The cogito seems to us to indicate something strange about consciousness. We are tempted to think that it reminds us of more than just the grammar of the word "I." We want to say that it reminds us just how different consciousness is from the rest of the world--that thinking and feeling are purely subjective, making up an inner world which is wholly different from the rest of nature.

The mistake here is in thinking that, when we introspect, we discover a unique property of consciousness, a feeling of feeling, which captures the essence of what we are.

Here's an exercise to help see what is going on here.

Close your eyes and hold a sponge in your hand. Try to ignore any sounds or smells that might indicate the presence of a sponge. Only feel it with your hand. You feel the sponge, but do you also feel that you feel it?

Try. See if you can focus on the awareness of the sponge. 

What could your awareness of the experience be, apart from the feeling itself? The feeling is the awareness.

When you are aware that you are feeling a sponge, you do not feel the feeling of feeling a sponge. You simply feel the sponge.

Of course, while we are feeling a sponge, we can talk about it. We can say to ourselves or out loud, I am feeling a sponge. We might be tempted to think that such verbal activities represent some other kind of knowing, some higher level of knowledge of the feeling.

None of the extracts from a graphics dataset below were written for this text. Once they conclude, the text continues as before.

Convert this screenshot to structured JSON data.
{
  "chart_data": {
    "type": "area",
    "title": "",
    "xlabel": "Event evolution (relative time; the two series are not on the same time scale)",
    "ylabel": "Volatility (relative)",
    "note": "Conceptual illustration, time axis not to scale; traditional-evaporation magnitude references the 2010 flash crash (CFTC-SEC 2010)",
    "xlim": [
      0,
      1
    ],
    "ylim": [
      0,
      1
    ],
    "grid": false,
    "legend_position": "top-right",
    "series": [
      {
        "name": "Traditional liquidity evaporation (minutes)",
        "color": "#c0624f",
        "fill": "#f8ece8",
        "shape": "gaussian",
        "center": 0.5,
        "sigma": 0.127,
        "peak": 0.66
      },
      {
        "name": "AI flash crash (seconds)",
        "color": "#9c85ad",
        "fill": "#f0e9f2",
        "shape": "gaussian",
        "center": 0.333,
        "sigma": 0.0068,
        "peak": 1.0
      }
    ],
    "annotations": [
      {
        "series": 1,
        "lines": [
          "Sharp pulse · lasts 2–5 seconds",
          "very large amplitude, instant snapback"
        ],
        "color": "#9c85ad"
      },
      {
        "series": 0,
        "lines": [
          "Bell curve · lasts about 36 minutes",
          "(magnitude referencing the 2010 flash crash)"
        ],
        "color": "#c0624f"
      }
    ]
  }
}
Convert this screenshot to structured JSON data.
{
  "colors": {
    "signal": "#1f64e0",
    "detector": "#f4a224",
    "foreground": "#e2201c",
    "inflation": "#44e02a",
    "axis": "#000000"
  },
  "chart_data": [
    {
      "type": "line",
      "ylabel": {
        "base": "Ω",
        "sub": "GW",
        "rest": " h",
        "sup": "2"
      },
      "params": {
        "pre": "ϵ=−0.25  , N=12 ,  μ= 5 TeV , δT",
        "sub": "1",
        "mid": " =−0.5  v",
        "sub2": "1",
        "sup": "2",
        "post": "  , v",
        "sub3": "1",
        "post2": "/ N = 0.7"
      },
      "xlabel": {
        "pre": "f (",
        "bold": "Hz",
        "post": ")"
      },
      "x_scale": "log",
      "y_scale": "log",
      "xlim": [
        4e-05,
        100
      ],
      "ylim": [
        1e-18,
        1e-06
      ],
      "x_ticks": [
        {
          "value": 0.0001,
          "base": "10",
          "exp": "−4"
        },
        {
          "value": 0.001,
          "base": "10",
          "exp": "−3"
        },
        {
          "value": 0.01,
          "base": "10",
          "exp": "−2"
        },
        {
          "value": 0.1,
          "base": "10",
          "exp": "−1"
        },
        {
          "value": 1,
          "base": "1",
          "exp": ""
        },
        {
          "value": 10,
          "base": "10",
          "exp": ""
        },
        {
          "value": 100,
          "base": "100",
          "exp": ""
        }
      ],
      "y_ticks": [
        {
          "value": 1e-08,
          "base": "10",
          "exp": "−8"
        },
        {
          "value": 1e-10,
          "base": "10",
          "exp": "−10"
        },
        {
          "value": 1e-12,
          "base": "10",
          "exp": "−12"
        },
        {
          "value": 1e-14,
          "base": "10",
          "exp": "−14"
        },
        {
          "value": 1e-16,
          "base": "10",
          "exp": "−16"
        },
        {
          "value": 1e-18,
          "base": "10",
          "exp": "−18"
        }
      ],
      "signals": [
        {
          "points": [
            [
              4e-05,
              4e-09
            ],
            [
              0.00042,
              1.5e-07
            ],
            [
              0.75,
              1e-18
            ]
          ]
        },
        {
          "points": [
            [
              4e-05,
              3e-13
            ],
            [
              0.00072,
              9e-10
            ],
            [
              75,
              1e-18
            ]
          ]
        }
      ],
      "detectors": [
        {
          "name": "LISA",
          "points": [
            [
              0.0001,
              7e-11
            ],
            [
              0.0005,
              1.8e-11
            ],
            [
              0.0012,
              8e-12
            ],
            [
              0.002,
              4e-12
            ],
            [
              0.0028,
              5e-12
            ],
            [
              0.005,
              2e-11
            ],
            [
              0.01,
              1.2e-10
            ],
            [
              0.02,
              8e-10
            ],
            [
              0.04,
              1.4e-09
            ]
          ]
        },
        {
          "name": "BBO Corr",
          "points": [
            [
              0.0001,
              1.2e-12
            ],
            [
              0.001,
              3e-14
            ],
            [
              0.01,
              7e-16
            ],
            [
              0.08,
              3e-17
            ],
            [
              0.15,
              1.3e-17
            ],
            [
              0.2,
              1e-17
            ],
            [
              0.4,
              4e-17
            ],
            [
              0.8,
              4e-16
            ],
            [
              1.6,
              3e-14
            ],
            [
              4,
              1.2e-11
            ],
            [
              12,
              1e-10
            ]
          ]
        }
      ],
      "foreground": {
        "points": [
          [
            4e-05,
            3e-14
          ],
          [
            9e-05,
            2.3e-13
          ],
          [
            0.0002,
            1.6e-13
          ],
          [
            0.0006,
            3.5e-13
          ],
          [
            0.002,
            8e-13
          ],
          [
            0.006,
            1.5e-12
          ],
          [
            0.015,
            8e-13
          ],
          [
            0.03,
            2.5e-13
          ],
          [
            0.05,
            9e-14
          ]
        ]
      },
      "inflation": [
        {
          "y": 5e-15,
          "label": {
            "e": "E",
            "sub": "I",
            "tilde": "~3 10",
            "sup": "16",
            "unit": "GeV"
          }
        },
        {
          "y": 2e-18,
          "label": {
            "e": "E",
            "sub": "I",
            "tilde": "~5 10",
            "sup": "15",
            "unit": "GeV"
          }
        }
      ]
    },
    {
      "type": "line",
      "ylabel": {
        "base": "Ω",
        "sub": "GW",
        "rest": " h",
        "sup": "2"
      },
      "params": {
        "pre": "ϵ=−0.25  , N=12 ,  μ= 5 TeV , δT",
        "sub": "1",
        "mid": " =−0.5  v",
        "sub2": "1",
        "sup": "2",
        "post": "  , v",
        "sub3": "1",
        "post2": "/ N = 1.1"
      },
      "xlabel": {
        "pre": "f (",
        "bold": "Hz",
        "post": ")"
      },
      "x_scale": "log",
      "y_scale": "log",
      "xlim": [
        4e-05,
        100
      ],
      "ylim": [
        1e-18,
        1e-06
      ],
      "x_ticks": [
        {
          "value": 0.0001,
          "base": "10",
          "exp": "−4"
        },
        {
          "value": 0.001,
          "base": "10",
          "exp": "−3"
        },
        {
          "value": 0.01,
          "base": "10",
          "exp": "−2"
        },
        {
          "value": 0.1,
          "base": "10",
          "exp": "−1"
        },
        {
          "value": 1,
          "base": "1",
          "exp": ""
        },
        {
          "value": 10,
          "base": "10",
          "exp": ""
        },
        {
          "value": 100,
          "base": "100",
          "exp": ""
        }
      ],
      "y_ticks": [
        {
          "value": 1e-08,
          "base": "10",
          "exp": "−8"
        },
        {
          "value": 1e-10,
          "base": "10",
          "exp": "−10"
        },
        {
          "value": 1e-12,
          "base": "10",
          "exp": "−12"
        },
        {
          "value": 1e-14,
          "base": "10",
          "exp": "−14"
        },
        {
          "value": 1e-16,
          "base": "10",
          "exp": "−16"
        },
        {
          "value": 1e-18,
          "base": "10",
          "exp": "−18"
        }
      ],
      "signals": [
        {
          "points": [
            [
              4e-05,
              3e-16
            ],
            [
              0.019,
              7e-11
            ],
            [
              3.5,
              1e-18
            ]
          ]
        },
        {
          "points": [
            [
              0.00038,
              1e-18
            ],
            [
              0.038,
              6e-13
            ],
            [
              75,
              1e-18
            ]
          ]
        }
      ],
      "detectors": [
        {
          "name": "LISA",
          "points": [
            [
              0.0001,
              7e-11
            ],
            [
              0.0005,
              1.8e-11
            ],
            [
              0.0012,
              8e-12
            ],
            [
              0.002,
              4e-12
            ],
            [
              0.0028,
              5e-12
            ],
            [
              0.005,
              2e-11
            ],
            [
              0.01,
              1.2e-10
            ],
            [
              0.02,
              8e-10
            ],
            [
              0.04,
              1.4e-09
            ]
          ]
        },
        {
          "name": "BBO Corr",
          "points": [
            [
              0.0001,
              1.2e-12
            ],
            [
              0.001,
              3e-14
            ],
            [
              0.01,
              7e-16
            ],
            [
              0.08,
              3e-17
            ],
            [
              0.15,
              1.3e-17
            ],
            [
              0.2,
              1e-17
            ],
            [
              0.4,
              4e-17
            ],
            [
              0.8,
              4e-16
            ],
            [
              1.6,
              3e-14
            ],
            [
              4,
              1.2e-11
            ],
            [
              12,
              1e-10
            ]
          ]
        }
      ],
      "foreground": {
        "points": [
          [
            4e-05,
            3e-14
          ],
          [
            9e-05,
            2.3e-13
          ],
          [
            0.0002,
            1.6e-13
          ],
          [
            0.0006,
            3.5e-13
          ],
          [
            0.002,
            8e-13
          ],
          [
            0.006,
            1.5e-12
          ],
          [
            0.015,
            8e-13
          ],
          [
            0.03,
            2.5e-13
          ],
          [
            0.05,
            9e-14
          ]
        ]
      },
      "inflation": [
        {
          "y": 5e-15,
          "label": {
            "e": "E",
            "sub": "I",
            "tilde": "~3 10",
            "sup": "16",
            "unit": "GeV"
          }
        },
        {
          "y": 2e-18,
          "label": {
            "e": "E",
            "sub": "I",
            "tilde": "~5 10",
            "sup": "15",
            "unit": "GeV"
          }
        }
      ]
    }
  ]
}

But this is a mistake. 

For one thing, how do we know that we are thinking, I am feeling a sponge?

We experience those words, but this experience is just another feeling, like the feeling of the sponge. We could be mistaken about the meaning of the words, just as we could be mistaken about the meaning we attribute to the feeling of the sponge. Is your certainty about the meaning of your thoughts any clearer than the certainty of the meaning of your other sensations? How could it be?

This is the point Descartes missed, and which Wittgenstein got.

We want to say that the statement “I am feeling a sponge” expresses the fact that I am feeling a sponge. And it surely does, but it also feels like something else, and this other feeling is not the feeling of feeling the sponge, nor is it the feeling of feeling in general. It is rather the feeling of verbally expressing the act of feeling the sponge. The verbal activity does not indicate a unique feeling of feeling. It is just another act with its own perceptual content.


V. Conclusion

In sum, there is no special knowledge to be found in the cogito, no ground for regarding one's own existence as the only philosophical certainty; no epistemic distinction between knowing that we are thinking/feeling and knowing facts about the world. We can agree with Hintikka that the cogito is a unique kind of act--that thinking about one's self has existential importance; however, the significance is psychological, not metaphysical, ontological or epistemological.

If we want to distinguish between two types of facts here, we can distinguish between grammatical facts and empirical facts. (The former are often called analytic and the latter synthetic). But here we must be careful not to assume that the line between the two is always so clear. And in any case, this distinction is not between self-knowledge and world-knowledge, or between certain knowledge and uncertain knowledge. It is rather between knowledge of rules and knowledge of events.